Right, and it’s no different from your bank informing you that your bank balance is in trouble. And if you have CHF [congestive heart failure], and you gain a few pounds, and we can monitor that and communicate with you—now, there’s real money at stake in this, to make this work.

What should CIOs and CMIOs be thinking about as they strategize forward in this area?

Well, we do our own surveys of CIOs and others, and there’s a lot of variability out there in terms of how people are prioritizing around healthcare reform, meaningful use, ICD-10, and other issues. And I think a lot of them are potentially ignoring some of these rising consumer demands. For example, looking at the number of seniors who would like to use a personal health record—the desire for these is actually quite high. For example, interest among seniors in personal health records (PHRs)—61 percent of seniors are interested in transferring information back and forth with their physicians—that’s higher than people might expect.

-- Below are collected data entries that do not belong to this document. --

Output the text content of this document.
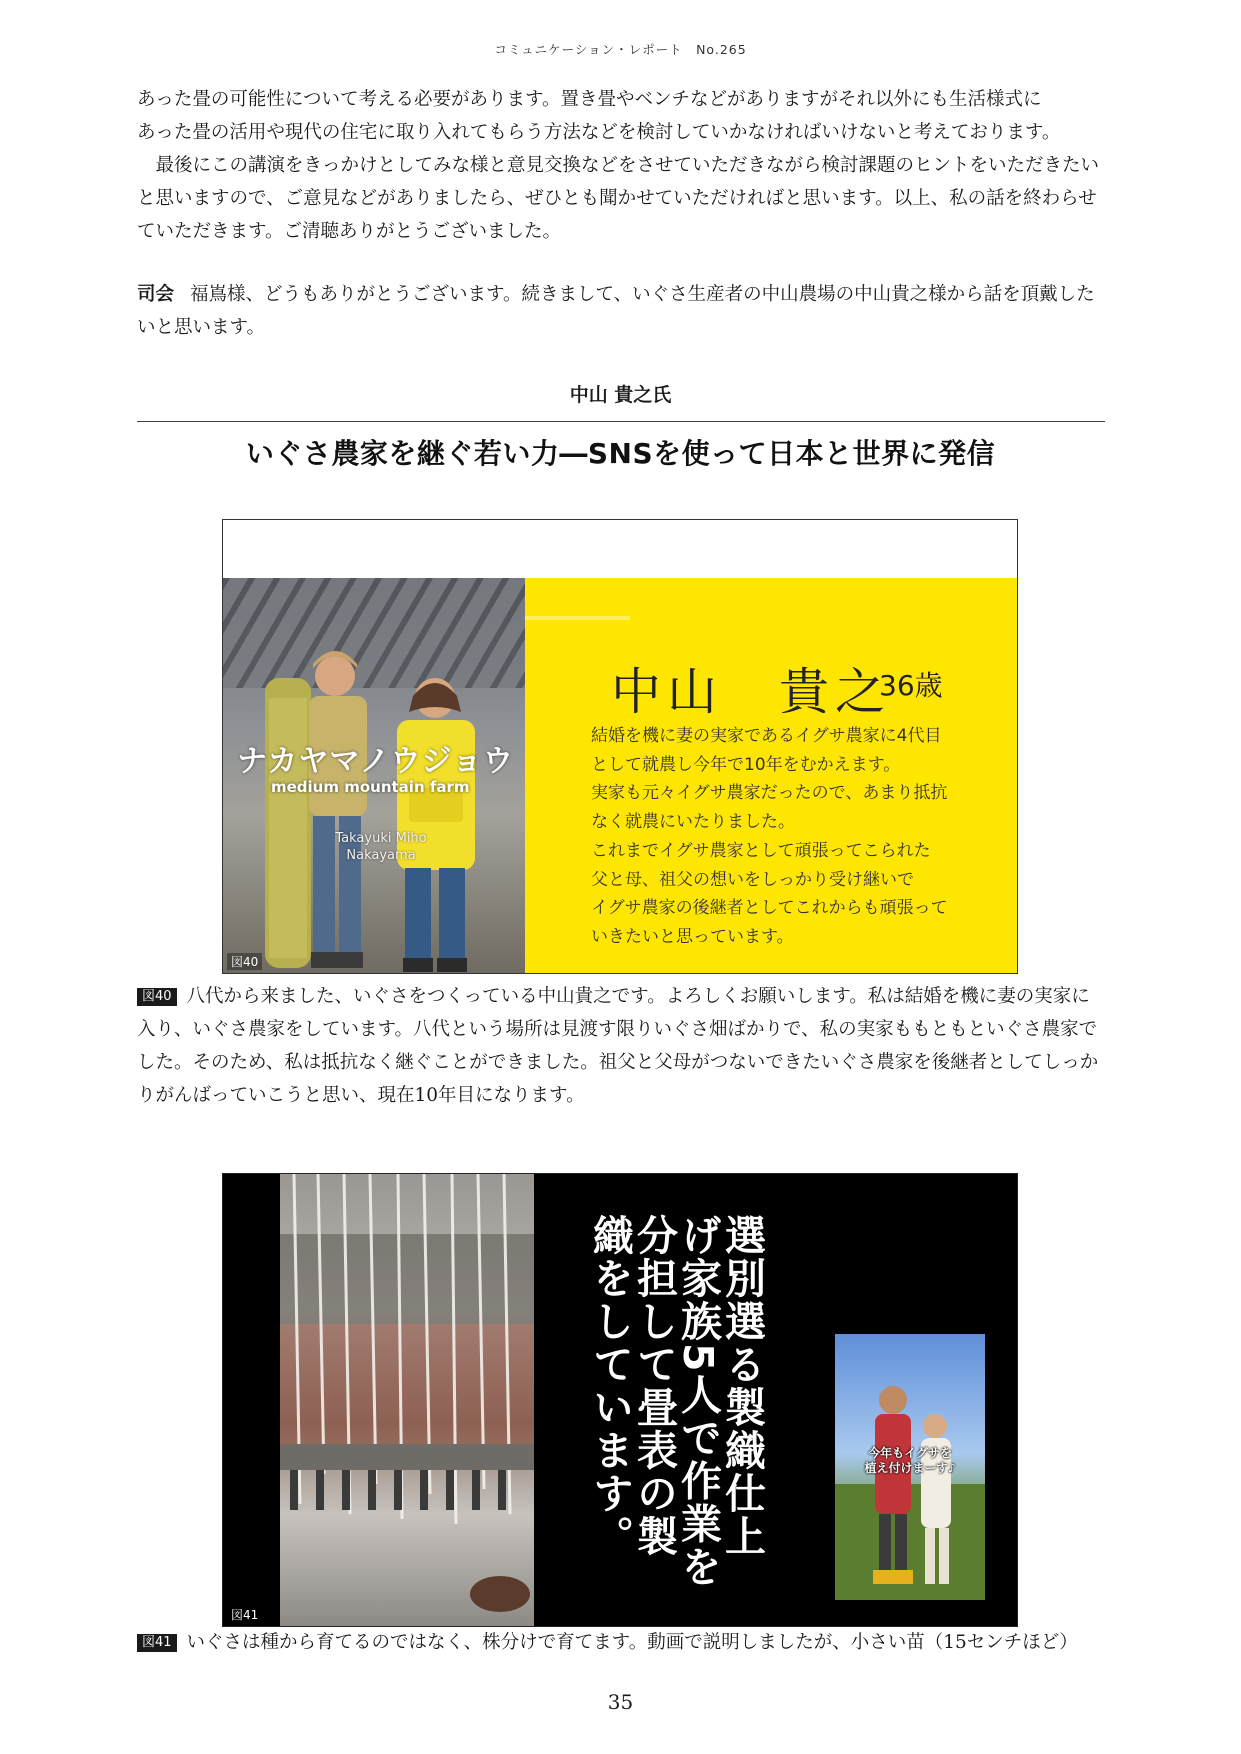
コミュニケーション・レポート　No.265

あった畳の可能性について考える必要があります。置き畳やベンチなどがありますがそれ以外にも生活様式に

あった畳の活用や現代の住宅に取り入れてもらう方法などを検討していかなければいけないと考えております。

最後にこの講演をきっかけとしてみな様と意見交換などをさせていただきながら検討課題のヒントをいただきたいと思いますので、ご意見などがありましたら、ぜひとも聞かせていただければと思います。以上、私の話を終わらせていただきます。ご清聴ありがとうございました。

司会 福嶌様、どうもありがとうございます。続きまして、いぐさ生産者の中山農場の中山貴之様から話を頂戴したいと思います。
中山 貴之氏
いぐさ農家を継ぐ若い力―SNSを使って日本と世界に発信
ナカヤマノウジョウ
medium mountain farm
Takayuki Miho
Nakayama
中山　貴之
36歳
結婚を機に妻の実家であるイグサ農家に4代目
として就農し今年で10年をむかえます。
実家も元々イグサ農家だったので、あまり抵抗
なく就農にいたりました。
これまでイグサ農家として頑張ってこられた
父と母、祖父の想いをしっかり受け継いで
イグサ農家の後継者としてこれからも頑張って
いきたいと思っています。
図40
図40 八代から来ました、いぐさをつくっている中山貴之です。よろしくお願いします。私は結婚を機に妻の実家に入り、いぐさ農家をしています。八代という場所は見渡す限りいぐさ畑ばかりで、私の実家ももともといぐさ農家でした。そのため、私は抵抗なく継ぐことができました。祖父と父母がつないできたいぐさ農家を後継者としてしっかりがんばっていこうと思い、現在10年目になります。
選別選る製織仕上げ家族5人で作業を分担して畳表の製織をしています。	今年もイグサを
植え付けまーす♪
図41
図41 いぐさは種から育てるのではなく、株分けで育てます。動画で説明しましたが、小さい苗（15センチほど）
35
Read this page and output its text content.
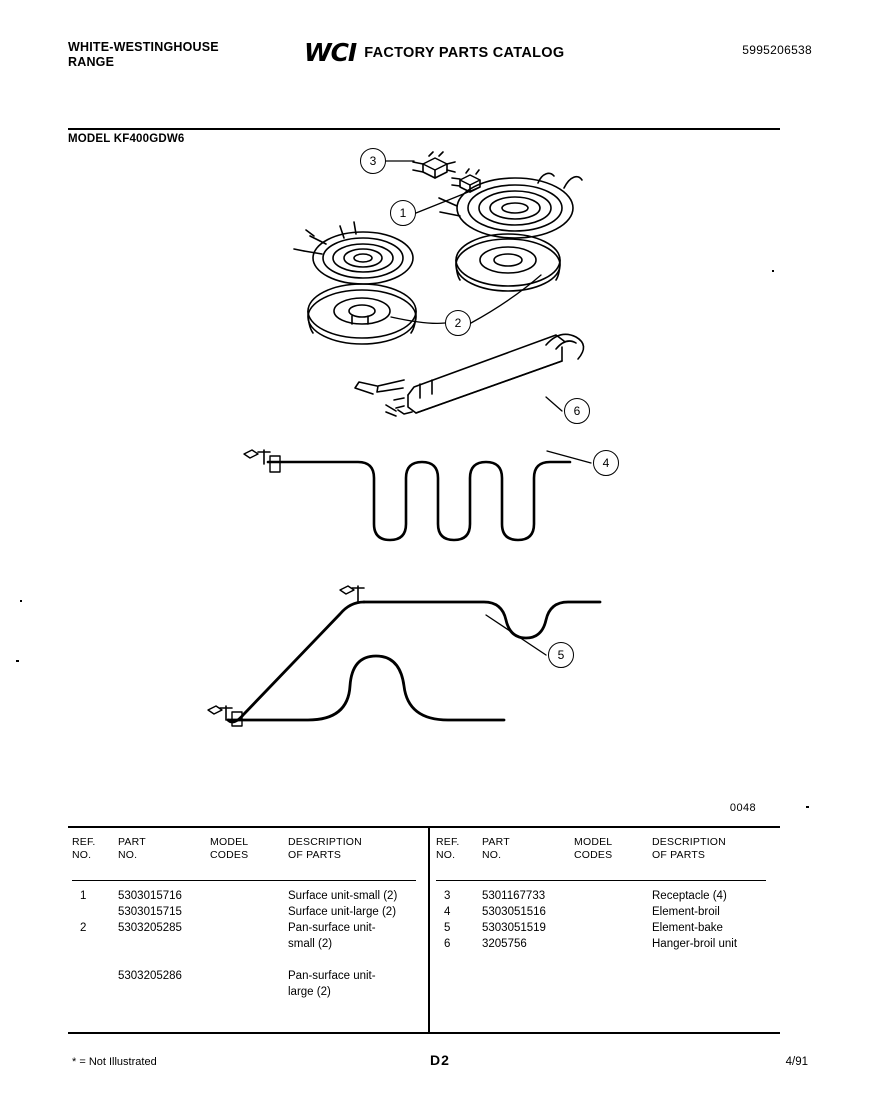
WHITE-WESTINGHOUSE
RANGE	WCI FACTORY PARTS CATALOG	5995206538
MODEL KF400GDW6
3
1
2
6
4
5
0048
REF.
NO.
PART
NO.
MODEL
CODES
DESCRIPTION
OF PARTS
REF.
NO.
PART
NO.
MODEL
CODES
DESCRIPTION
OF PARTS
1	5303015716	Surface unit-small (2)
5303015715	Surface unit-large (2)
2	5303205285	Pan-surface unit-
small (2)
5303205286	Pan-surface unit-
large (2)
3	5301167733	Receptacle (4)
4	5303051516	Element-broil
5	5303051519	Element-bake
6	3205756	Hanger-broil unit
* = Not Illustrated	D2	4/91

Meanwhile, when it comes to self-monitoring through a smart phone—72 percent of Gen Yers, 62 percent of Gen Xers, 42 percent of Baby Boomers, and 26 percent of seniors, are interested in doing that. But looking at the rapid growth anticipated in demand among Boomers for care, that will be growing. And 66 percent overall would consider switching physicians over the issue of access to electronic records and information; and that number has stayed consistent now for a few years.

And what’s driving this is that more and more people are using technology for other types of communications in their lives. It’s in this context that people start asking, if I can track a package across the country or make a restaurant reservation online, why do I have to wait two weeks to hear the results of my lab test? And I’m not saying that people are standing outside holding pitchforks and torches, but the demand is going to rise.

The next area really is around analytics, because providers are going to have to profile populations, analyze physician performance, and figure out how best to provide healthcare services. And it’s going to be a very data-driven healthcare system. And how do you know as a consumer that you’re receiving high-quality care? That will evolve forward quickly as well.

And I think the final area has to do with the fact that the out-of-pocket costs for consumers is going to continue to rise. And right now, unfortunately, most consumers are simply skipping care. But over time, they’ll see more affordable options. And if they can find excellent service at a lower price, they’re likely to seek alternatives, particularly as their own costs continue to go up. And that opens up the opportunity for all sorts of services, such as retail clinics and specialty services, where they’ll carve out a particular piece of the healthcare delivery pie, and will do it very well. And those entities will provide a high level of quality of care and a high level of quality of service, and will provide services at lower cost and at high quality.

So traditional hospital and physician group organization leaders really need to look at that issue?

Yes, and they’ll have to look at the IT infrastructure they have to provide quality services in an era when individual healthcare consumers’ costs are going up.